Sous prétexte de la volonté de la base. « Nous avons écouté la base » disait-il.

Un mois avant la tenue des élections couplées en RDC soit le 23 novembre, Vital KAMERHE signe, avec Felix Antoine Tshisekedi l’accord de Nairobi qui désigne celui qu’on appelle affectueusement « FATSHI » comme candidat de leur coalition politique issue de leur engagement à Nairobi pour former un ticket gagnant, Cap pour Changement CACH.

Felix TSHISEKEDI passe président de la république.
Après la prise officielle de ses fonctions intervenue le 25 janvier 2019, dans ses premiers actes, Felix Antoine Tshisekedi Tshilombo désigne Vital KAMERHE comme son Directeur de cabinet.

Juste après, VK est nommé superviseur des activités du programme de 100 jours du Chef de l’Etat. Les actions et résultats sont plus attendus vu l’état du pays où tout est presque par terre. La population croit voir leur misère se soulager par le régime qui se dit être du changement.
Hélas !!! ce sont de dossiers de malversations et soupçons de corruption dans l’attribution du marché public sur les actions d’urgence de 100 premiers jours du règne FCC-CACH qui éveillent les (vrais) bénéficiaires que sont les congolais.

Le 29 février dernier, les jeunes de Kikwit montent au créneau et manifestent contre l’arrêt des travaux du programme de 100 jours. Les Kinois eux manifestent au boulevard du 30 juin à Kinshasa, au sujet de l’arrêt de travaux de ce chantier.

Vital Kamerhe est invité au parquet de Matete pour la première fois. Mais il a brillé par son absence.

Invité à nouveau par le parquet de Kinshasa-Matete le mercredi 8 avril 2020, il n’y sort plus, il est placé sous un mandat d’arrêt provisoire « MAP » après près de cinq heures d’interrogation. Il est acheminé à la prison centrale de Makala.

Le lundi 11 mai 2020, lors d’une audience publique et télévisée en direct à sa demande à la prison de Makala, VK est obligé de rester en détention.

En qualité de compagnon de lutte de Felix Tshisekedi dans la coalition CACH, Vital Kamerhe est aujourd’hui locataire de la cellule 8 à MAKALA.

Le 20 mai 2020 Celui qui était son adjoint, Désiré Cashimir KOLONGELE est confirmé comme DIRCAB ad intérim à la Présidence de la République.

Cette situation divise les opinions des congolais. Certains pensent que c’est une façon de l’écarter dans le jeu sur la scène politique pour couper cours à la projection présidentielle de 2023.
Cette expérience a été vécue dans plusieurs autres régimes politiques. Exemple au Rwanda avec Paul Kagame et Bizimungu, au Burundi . Et en RDC avec le dossier Jean Pierre Bemba à la CPI qui a été relâché juste à la veille des élections pour venir perturber la désignation d’un candidat unique de l’opposition pensaient ainsi plus d’un analyste.

A d’autre part de penser que c’est le début de l’application de l’état de droit en RDC, car c’est parmi les grandes promesses du président FATSHI dans ses différents discours même s’il avait autre fois défendu le 15 millions de  rétro commission comme Coop à la kinoise.

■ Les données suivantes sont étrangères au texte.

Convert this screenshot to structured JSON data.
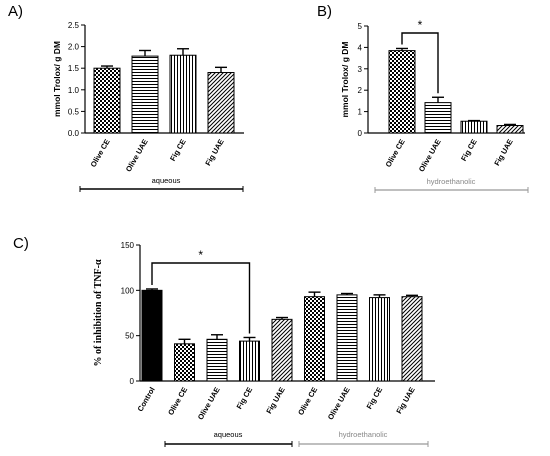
{
  "patterns": {
    "Olive CE": "checker",
    "Olive UAE": "hlines",
    "Fig CE": "vlines",
    "Fig UAE": "diag",
    "Control": "solid"
  },
  "colors": {
    "aqueous_line": "#000000",
    "hydro_line": "#999999",
    "hydro_text": "#888888"
  },
  "chart_data": [
    {
      "panel": "A)",
      "type": "bar",
      "categories": [
        "Olive CE",
        "Olive UAE",
        "Fig CE",
        "Fig UAE"
      ],
      "values": [
        1.5,
        1.78,
        1.8,
        1.4
      ],
      "errors": [
        0.05,
        0.13,
        0.15,
        0.12
      ],
      "ylabel": "mmol Trolox/ g DM",
      "ylim": [
        0,
        2.5
      ],
      "yticks": [
        "0.0",
        "0.5",
        "1.0",
        "1.5",
        "2.0",
        "2.5"
      ],
      "group_label": "aqueous",
      "significance": null
    },
    {
      "panel": "B)",
      "type": "bar",
      "categories": [
        "Olive CE",
        "Olive UAE",
        "Fig CE",
        "Fig UAE"
      ],
      "values": [
        3.85,
        1.42,
        0.55,
        0.35
      ],
      "errors": [
        0.1,
        0.25,
        0.03,
        0.05
      ],
      "ylabel": "mmol Trolox/ g DM",
      "ylim": [
        0,
        5
      ],
      "yticks": [
        "0",
        "1",
        "2",
        "3",
        "4",
        "5"
      ],
      "group_label": "hydroethanolic",
      "significance": {
        "from": 0,
        "to": 1,
        "label": "*"
      }
    },
    {
      "panel": "C)",
      "type": "bar",
      "categories": [
        "Control",
        "Olive CE",
        "Olive UAE",
        "Fig CE",
        "Fig UAE",
        "Olive CE",
        "Olive UAE",
        "Fig CE",
        "Fig UAE"
      ],
      "values": [
        100,
        41,
        46,
        44,
        68,
        93,
        95,
        92,
        93
      ],
      "errors": [
        1.5,
        5,
        5,
        4,
        2,
        5,
        1.5,
        3,
        1.5
      ],
      "ylabel": "% of inhibition of TNF-α",
      "ylim": [
        0,
        150
      ],
      "yticks": [
        "0",
        "50",
        "100",
        "150"
      ],
      "groups": [
        {
          "label": "aqueous",
          "from": 1,
          "to": 4
        },
        {
          "label": "hydroethanolic",
          "from": 5,
          "to": 8
        }
      ],
      "significance": {
        "from": 0,
        "to": 3,
        "label": "*"
      }
    }
  ]
}
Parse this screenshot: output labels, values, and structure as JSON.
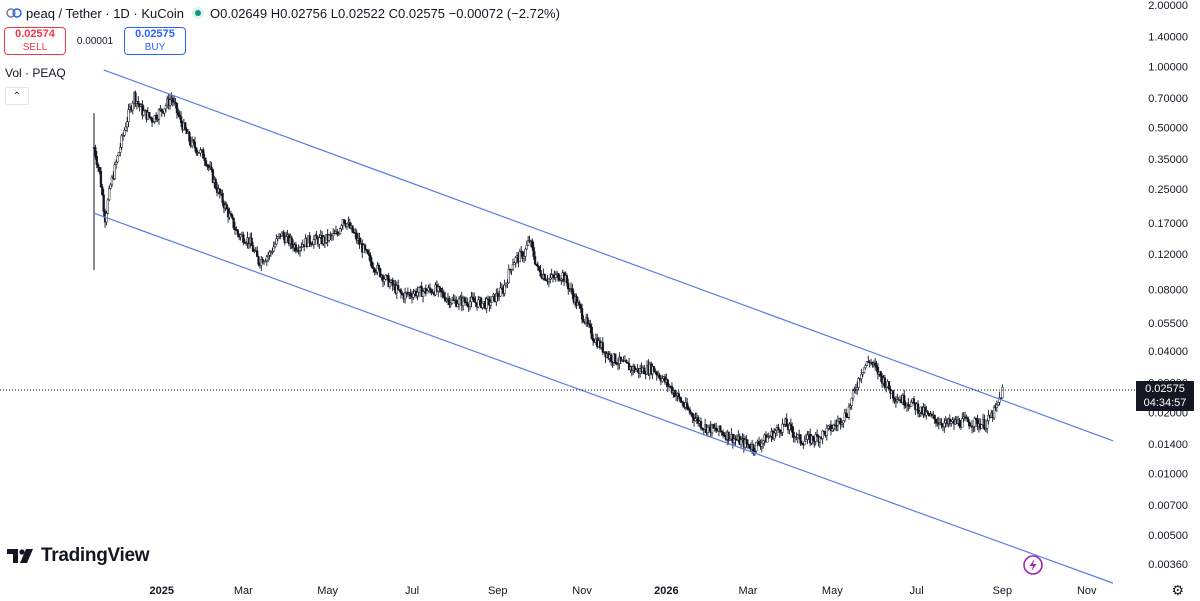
{
  "header": {
    "title": "peaq / Tether · 1D · KuCoin",
    "open": "O0.02649",
    "high": "H0.02756",
    "low": "L0.02522",
    "close": "C0.02575",
    "change": "−0.00072 (−2.72%)"
  },
  "trade": {
    "sell_price": "0.02574",
    "sell_label": "SELL",
    "spread": "0.00001",
    "buy_price": "0.02575",
    "buy_label": "BUY"
  },
  "volume_label": "Vol · PEAQ",
  "price_tag": {
    "price": "0.02575",
    "countdown": "04:34:57"
  },
  "logo_text": "TradingView",
  "colors": {
    "channel": "#5b7ce6",
    "candles": "#131722",
    "sell": "#f23645",
    "buy": "#2962ff"
  },
  "chart_data": {
    "type": "candlestick",
    "y_scale": "log",
    "y_ticks": [
      "2.00000",
      "1.40000",
      "1.00000",
      "0.70000",
      "0.50000",
      "0.35000",
      "0.25000",
      "0.17000",
      "0.12000",
      "0.08000",
      "0.05500",
      "0.04000",
      "0.02800",
      "0.02000",
      "0.01400",
      "0.01000",
      "0.00700",
      "0.00500",
      "0.00360"
    ],
    "x_ticks": [
      "2025",
      "Mar",
      "May",
      "Jul",
      "Sep",
      "Nov",
      "2026",
      "Mar",
      "May",
      "Jul",
      "Sep",
      "Nov"
    ],
    "x_range": [
      "2024-11-13",
      "2026-11-20"
    ],
    "last_price": 0.02575,
    "price_path": [
      [
        "2024-11-13",
        0.4
      ],
      [
        "2024-11-17",
        0.3
      ],
      [
        "2024-11-21",
        0.18
      ],
      [
        "2024-11-25",
        0.26
      ],
      [
        "2024-12-01",
        0.38
      ],
      [
        "2024-12-06",
        0.52
      ],
      [
        "2024-12-12",
        0.72
      ],
      [
        "2024-12-18",
        0.6
      ],
      [
        "2024-12-25",
        0.55
      ],
      [
        "2025-01-02",
        0.62
      ],
      [
        "2025-01-08",
        0.7
      ],
      [
        "2025-01-14",
        0.55
      ],
      [
        "2025-01-22",
        0.42
      ],
      [
        "2025-02-01",
        0.36
      ],
      [
        "2025-02-10",
        0.25
      ],
      [
        "2025-02-18",
        0.19
      ],
      [
        "2025-02-25",
        0.15
      ],
      [
        "2025-03-05",
        0.14
      ],
      [
        "2025-03-12",
        0.11
      ],
      [
        "2025-03-20",
        0.12
      ],
      [
        "2025-03-28",
        0.15
      ],
      [
        "2025-04-08",
        0.13
      ],
      [
        "2025-04-18",
        0.14
      ],
      [
        "2025-04-28",
        0.14
      ],
      [
        "2025-05-08",
        0.15
      ],
      [
        "2025-05-12",
        0.18
      ],
      [
        "2025-05-20",
        0.15
      ],
      [
        "2025-06-01",
        0.11
      ],
      [
        "2025-06-12",
        0.09
      ],
      [
        "2025-06-24",
        0.075
      ],
      [
        "2025-07-05",
        0.078
      ],
      [
        "2025-07-18",
        0.08
      ],
      [
        "2025-07-30",
        0.07
      ],
      [
        "2025-08-12",
        0.07
      ],
      [
        "2025-08-25",
        0.068
      ],
      [
        "2025-09-05",
        0.08
      ],
      [
        "2025-09-12",
        0.11
      ],
      [
        "2025-09-20",
        0.12
      ],
      [
        "2025-09-24",
        0.14
      ],
      [
        "2025-09-30",
        0.1
      ],
      [
        "2025-10-08",
        0.09
      ],
      [
        "2025-10-18",
        0.095
      ],
      [
        "2025-10-30",
        0.065
      ],
      [
        "2025-11-08",
        0.048
      ],
      [
        "2025-11-20",
        0.038
      ],
      [
        "2025-12-02",
        0.034
      ],
      [
        "2025-12-12",
        0.032
      ],
      [
        "2025-12-22",
        0.033
      ],
      [
        "2026-01-05",
        0.026
      ],
      [
        "2026-01-15",
        0.021
      ],
      [
        "2026-01-28",
        0.017
      ],
      [
        "2026-02-10",
        0.016
      ],
      [
        "2026-02-22",
        0.0145
      ],
      [
        "2026-03-05",
        0.0135
      ],
      [
        "2026-03-18",
        0.0155
      ],
      [
        "2026-03-28",
        0.0175
      ],
      [
        "2026-04-08",
        0.0145
      ],
      [
        "2026-04-20",
        0.015
      ],
      [
        "2026-05-02",
        0.017
      ],
      [
        "2026-05-12",
        0.02
      ],
      [
        "2026-05-22",
        0.032
      ],
      [
        "2026-05-28",
        0.036
      ],
      [
        "2026-06-05",
        0.03
      ],
      [
        "2026-06-15",
        0.024
      ],
      [
        "2026-06-28",
        0.022
      ],
      [
        "2026-07-10",
        0.019
      ],
      [
        "2026-07-22",
        0.0175
      ],
      [
        "2026-08-05",
        0.018
      ],
      [
        "2026-08-20",
        0.0175
      ],
      [
        "2026-08-28",
        0.021
      ],
      [
        "2026-09-01",
        0.02575
      ]
    ],
    "channel": {
      "upper": [
        [
          "2024-11-20",
          0.96
        ],
        [
          "2026-11-20",
          0.0145
        ]
      ],
      "lower": [
        [
          "2024-11-13",
          0.19
        ],
        [
          "2026-11-20",
          0.0029
        ]
      ]
    }
  }
}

Pour les congolais lambda, ils se fatiguent par la situation politique de leur pays. Ils veulent voir un jour la situation socioéconomique changer, et cela n’arrivera qu’avec l’instauration de l’état de droit. Ils attendent que cela soit une réalité. Le cas de dossier Vital K sera pour eux l’assurance si après ce procès l’on voit d’autres dossiers où la justice tranche équitablement sans trafic d’influence ou de complaisance.

Les Congolais gardent dans leurs mémoires plusieurs exemples des cas de détournement, des malversations, de corruption… ils attendent à la fin du dossier VK pour voir si ces autres seront attaqués par la justice. Comme qui dirait : « c’est la fin qui justifie le moyen ».